DD: ¿Qué experiencias significativas podría resaltar en el ámbito de la Iglesia colombiana con respecto al empoderamiento de las mujeres en el campo de la evangelización, tanto en el estado laical como en la vida consagrada?
OCV: Especialmente a nivel teológico hay una presencia significativa de teólogas, con reconocimiento internacional, participando activamente de la formación del clero (religiosos) y elaborando la teología feminista (de la mujer) con aportes significativos a nivel nacional e internacional. También hay más mujeres laicas estudiando teología. La vida religiosa empieza a inquietarse por los temas de la mujer y por tener mayor protagonismo.
DD: En el contexto del Sínodo de la Sinodalidad, ¿cómo pueden las mujeres lograr que su participación integral en la Iglesia no sea eventual y pasajera, por seguir el ritmo de la coyuntura, sino que permee a largo plazo y ayude a renovar las estructuras eclesiales, los procesos evangelizadores y los estilos de vida?

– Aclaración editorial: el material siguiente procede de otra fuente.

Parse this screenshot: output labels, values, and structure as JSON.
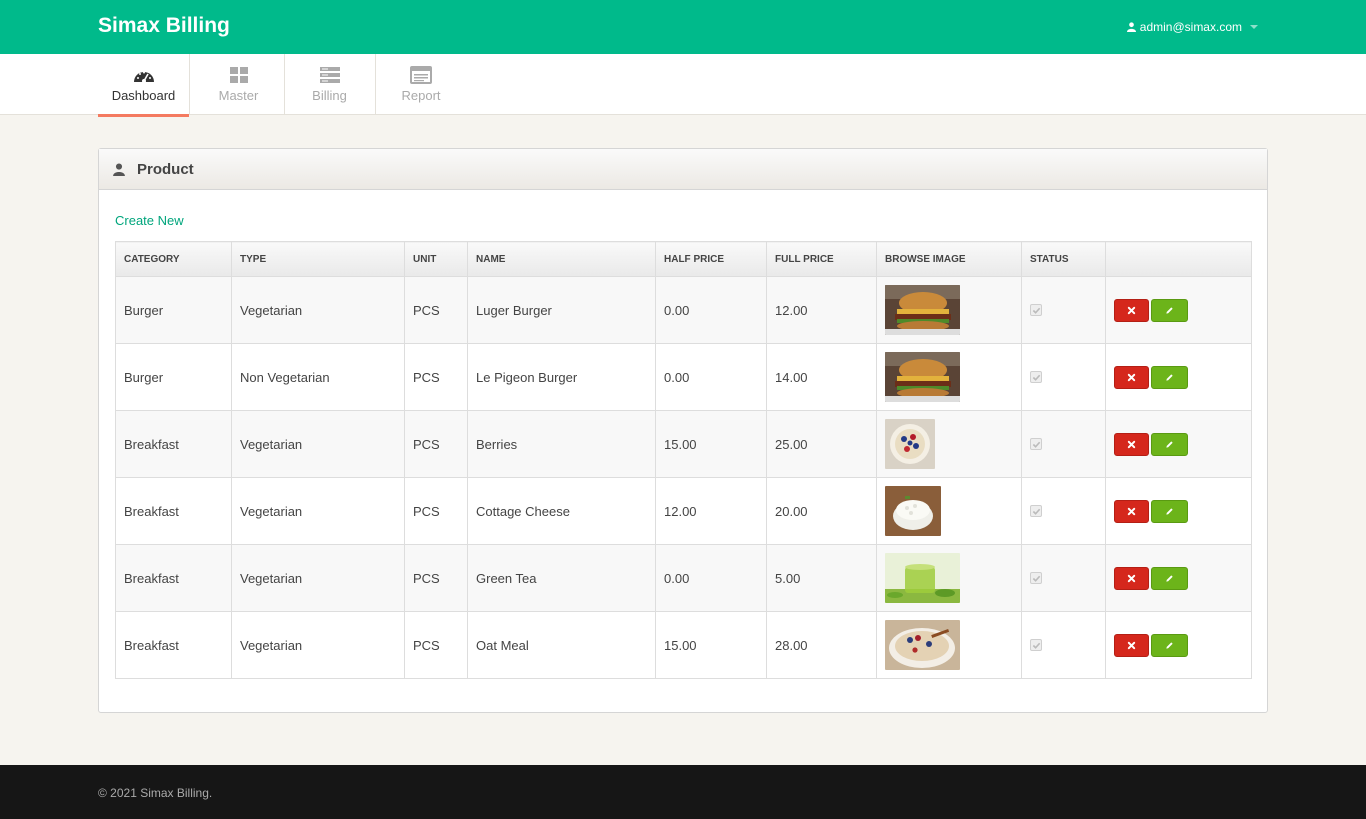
{
  "header": {
    "brand": "Simax Billing",
    "user_email": "admin@simax.com"
  },
  "nav": {
    "items": [
      {
        "label": "Dashboard",
        "icon": "dashboard-icon"
      },
      {
        "label": "Master",
        "icon": "grid-icon"
      },
      {
        "label": "Billing",
        "icon": "list-icon"
      },
      {
        "label": "Report",
        "icon": "report-icon"
      }
    ],
    "active_index": 0
  },
  "panel": {
    "title": "Product",
    "create_new": "Create New"
  },
  "table": {
    "columns": [
      "CATEGORY",
      "TYPE",
      "UNIT",
      "NAME",
      "HALF PRICE",
      "FULL PRICE",
      "BROWSE IMAGE",
      "STATUS",
      ""
    ],
    "rows": [
      {
        "category": "Burger",
        "type": "Vegetarian",
        "unit": "PCS",
        "name": "Luger Burger",
        "half_price": "0.00",
        "full_price": "12.00",
        "image": "burger-image",
        "status": true
      },
      {
        "category": "Burger",
        "type": "Non Vegetarian",
        "unit": "PCS",
        "name": "Le Pigeon Burger",
        "half_price": "0.00",
        "full_price": "14.00",
        "image": "burger-image",
        "status": true
      },
      {
        "category": "Breakfast",
        "type": "Vegetarian",
        "unit": "PCS",
        "name": "Berries",
        "half_price": "15.00",
        "full_price": "25.00",
        "image": "berries-bowl-image",
        "status": true
      },
      {
        "category": "Breakfast",
        "type": "Vegetarian",
        "unit": "PCS",
        "name": "Cottage Cheese",
        "half_price": "12.00",
        "full_price": "20.00",
        "image": "cottage-cheese-image",
        "status": true
      },
      {
        "category": "Breakfast",
        "type": "Vegetarian",
        "unit": "PCS",
        "name": "Green Tea",
        "half_price": "0.00",
        "full_price": "5.00",
        "image": "green-tea-image",
        "status": true
      },
      {
        "category": "Breakfast",
        "type": "Vegetarian",
        "unit": "PCS",
        "name": "Oat Meal",
        "half_price": "15.00",
        "full_price": "28.00",
        "image": "oat-meal-image",
        "status": true
      }
    ]
  },
  "footer": {
    "text": "© 2021 Simax Billing."
  },
  "colors": {
    "brand": "#00ba8b",
    "active_tab_underline": "#f47a60",
    "delete_button": "#d5271c",
    "edit_button": "#6cb41a"
  }
}
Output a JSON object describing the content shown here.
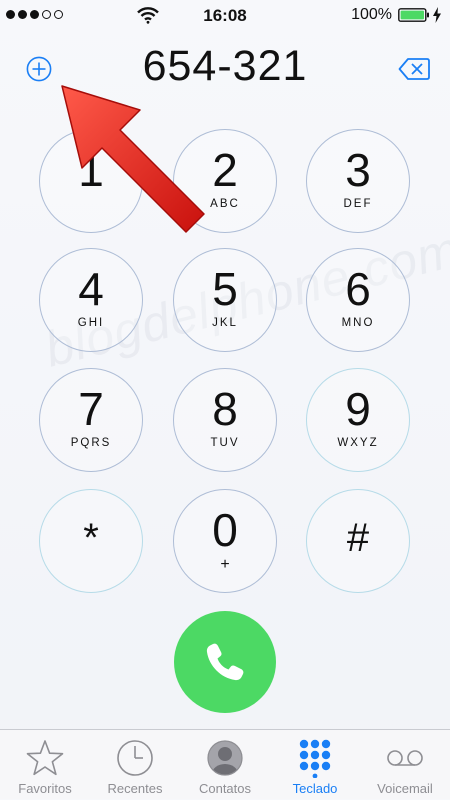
{
  "status": {
    "time": "16:08",
    "battery": "100%",
    "signal_filled": 3,
    "signal_total": 5
  },
  "dialer": {
    "number": "654-321"
  },
  "keys": [
    {
      "digit": "1",
      "letters": ""
    },
    {
      "digit": "2",
      "letters": "ABC"
    },
    {
      "digit": "3",
      "letters": "DEF"
    },
    {
      "digit": "4",
      "letters": "GHI"
    },
    {
      "digit": "5",
      "letters": "JKL"
    },
    {
      "digit": "6",
      "letters": "MNO"
    },
    {
      "digit": "7",
      "letters": "PQRS"
    },
    {
      "digit": "8",
      "letters": "TUV"
    },
    {
      "digit": "9",
      "letters": "WXYZ"
    },
    {
      "digit": "*",
      "letters": ""
    },
    {
      "digit": "0",
      "letters": "+"
    },
    {
      "digit": "#",
      "letters": ""
    }
  ],
  "watermark": "blogdelphone.com",
  "tabs": [
    {
      "label": "Favoritos",
      "icon": "star-icon"
    },
    {
      "label": "Recentes",
      "icon": "clock-icon"
    },
    {
      "label": "Contatos",
      "icon": "contacts-icon"
    },
    {
      "label": "Teclado",
      "icon": "keypad-icon"
    },
    {
      "label": "Voicemail",
      "icon": "voicemail-icon"
    }
  ],
  "active_tab": "Teclado",
  "colors": {
    "accent": "#1a7ff5",
    "call": "#4cd964",
    "key_ring": "#aebdd6",
    "battery": "#4cd964",
    "arrow": "#e8201c"
  }
}
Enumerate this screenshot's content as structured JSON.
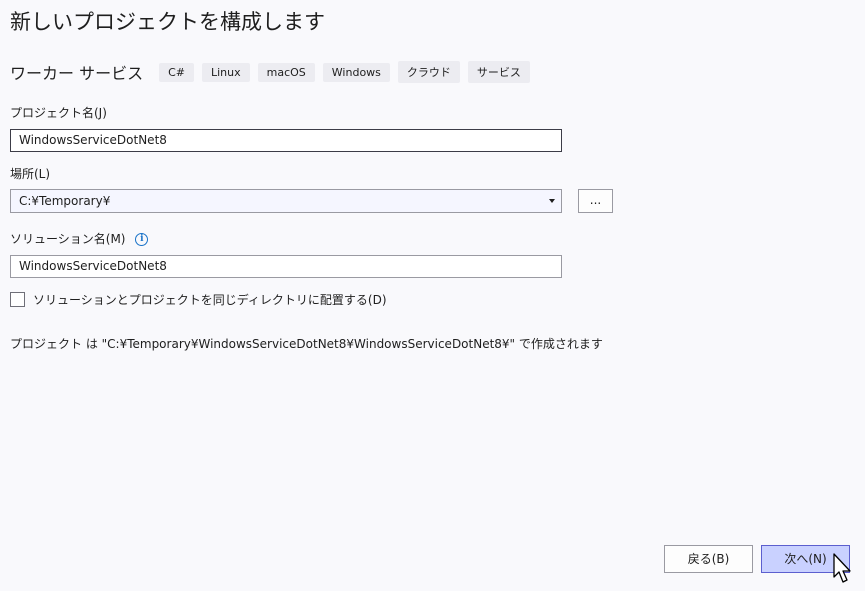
{
  "window": {
    "title": "新しいプロジェクトを構成します"
  },
  "template": {
    "name": "ワーカー サービス",
    "tags": [
      "C#",
      "Linux",
      "macOS",
      "Windows",
      "クラウド",
      "サービス"
    ]
  },
  "project_name": {
    "label": "プロジェクト名(J)",
    "value": "WindowsServiceDotNet8"
  },
  "location": {
    "label": "場所(L)",
    "value": "C:¥Temporary¥",
    "browse_label": "..."
  },
  "solution_name": {
    "label": "ソリューション名(M)",
    "value": "WindowsServiceDotNet8",
    "info_icon": "i"
  },
  "same_directory": {
    "label": "ソリューションとプロジェクトを同じディレクトリに配置する(D)",
    "checked": false
  },
  "summary": "プロジェクト は \"C:¥Temporary¥WindowsServiceDotNet8¥WindowsServiceDotNet8¥\" で作成されます",
  "buttons": {
    "back": "戻る(B)",
    "next": "次へ(N)"
  },
  "colors": {
    "accent_button": "#c9d1ff",
    "info_icon": "#1a73c8",
    "background": "#f9f9fc"
  }
}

OCV: Se necesita un proceso de formación a nivel de todo el pueblo de Dios. Los elementos que anoté en la primera pregunta son fundamento para que el esfuerzo de una Iglesia sinodal perdure en el tiempo y no se reduzca a una moda pasajera. Se necesita una formación eclesiológica para consolidar una Iglesia Pueblo de Dios; una formación bíblica que ayude a redescubrir y valorar la vida de las primeras comunidades cristianas en las que los ministerios eran plurales y se ejercían por varones y mujeres; una formación cristológica que muestre la praxis de reconocimiento y valoración de las mujeres por parte de Jesús. Una formación antropológica, psicológica y sociológica, que ayude a evidenciar la sociedad machista y patriarcal en la que vivimos, denunciar toda subordinación y violencia contra las mujeres y proponer acciones y espacios que favorezcan la defensa de la dignidad de las mujeres y la igualdad fundamental entre varones y mujeres. La participación de las mujeres en la Iglesia sinodal es más que dar una responsabilidad, es un cambio de mentalidad, de actitudes y de valores para que haya una participación de todo el pueblo de Dios en aquello que afecta a todos.
DD: ¿Se podría hablar, entonces, de la necesidad de un renovado modelo eclesial de Pueblo de Dios?
OCV: La Iglesia no podrá ser sinodal si no promueve un modelo eclesial de Pueblo de Dios donde todos –ministros ordenados, estado laical y vida religiosa- tengan una real participación en los niveles de decisión de la Iglesia. El aporte de las mujeres no se reduce a que haya más presencia femenina o al aporte que puedan dar en intuición, servicio, generosidad, etc. (y todas aquellas funciones culturales que se les atribuyen por el hecho de ser mujeres), sino que se comprenda que sin la presencia del laicado y, más aún, de las mujeres en todos los espacios eclesiales, la Iglesia no logra ser sacramento de comunión, medio para caminar juntos, espacio del sensus fidelium, a qué está llamada. Por supuesto en la Iglesia se ejercen diversos ministerios, pero todos ellos han de ser para el servicio del pueblo de Dios y no para tener privilegios o excluir de la misión de evangelizar a algunos de sus miembros, ya que esta es responsabilidad de todos. Una Iglesia sinodal, necesariamente, es una Iglesia con la participación efectiva y afectiva de las mujeres.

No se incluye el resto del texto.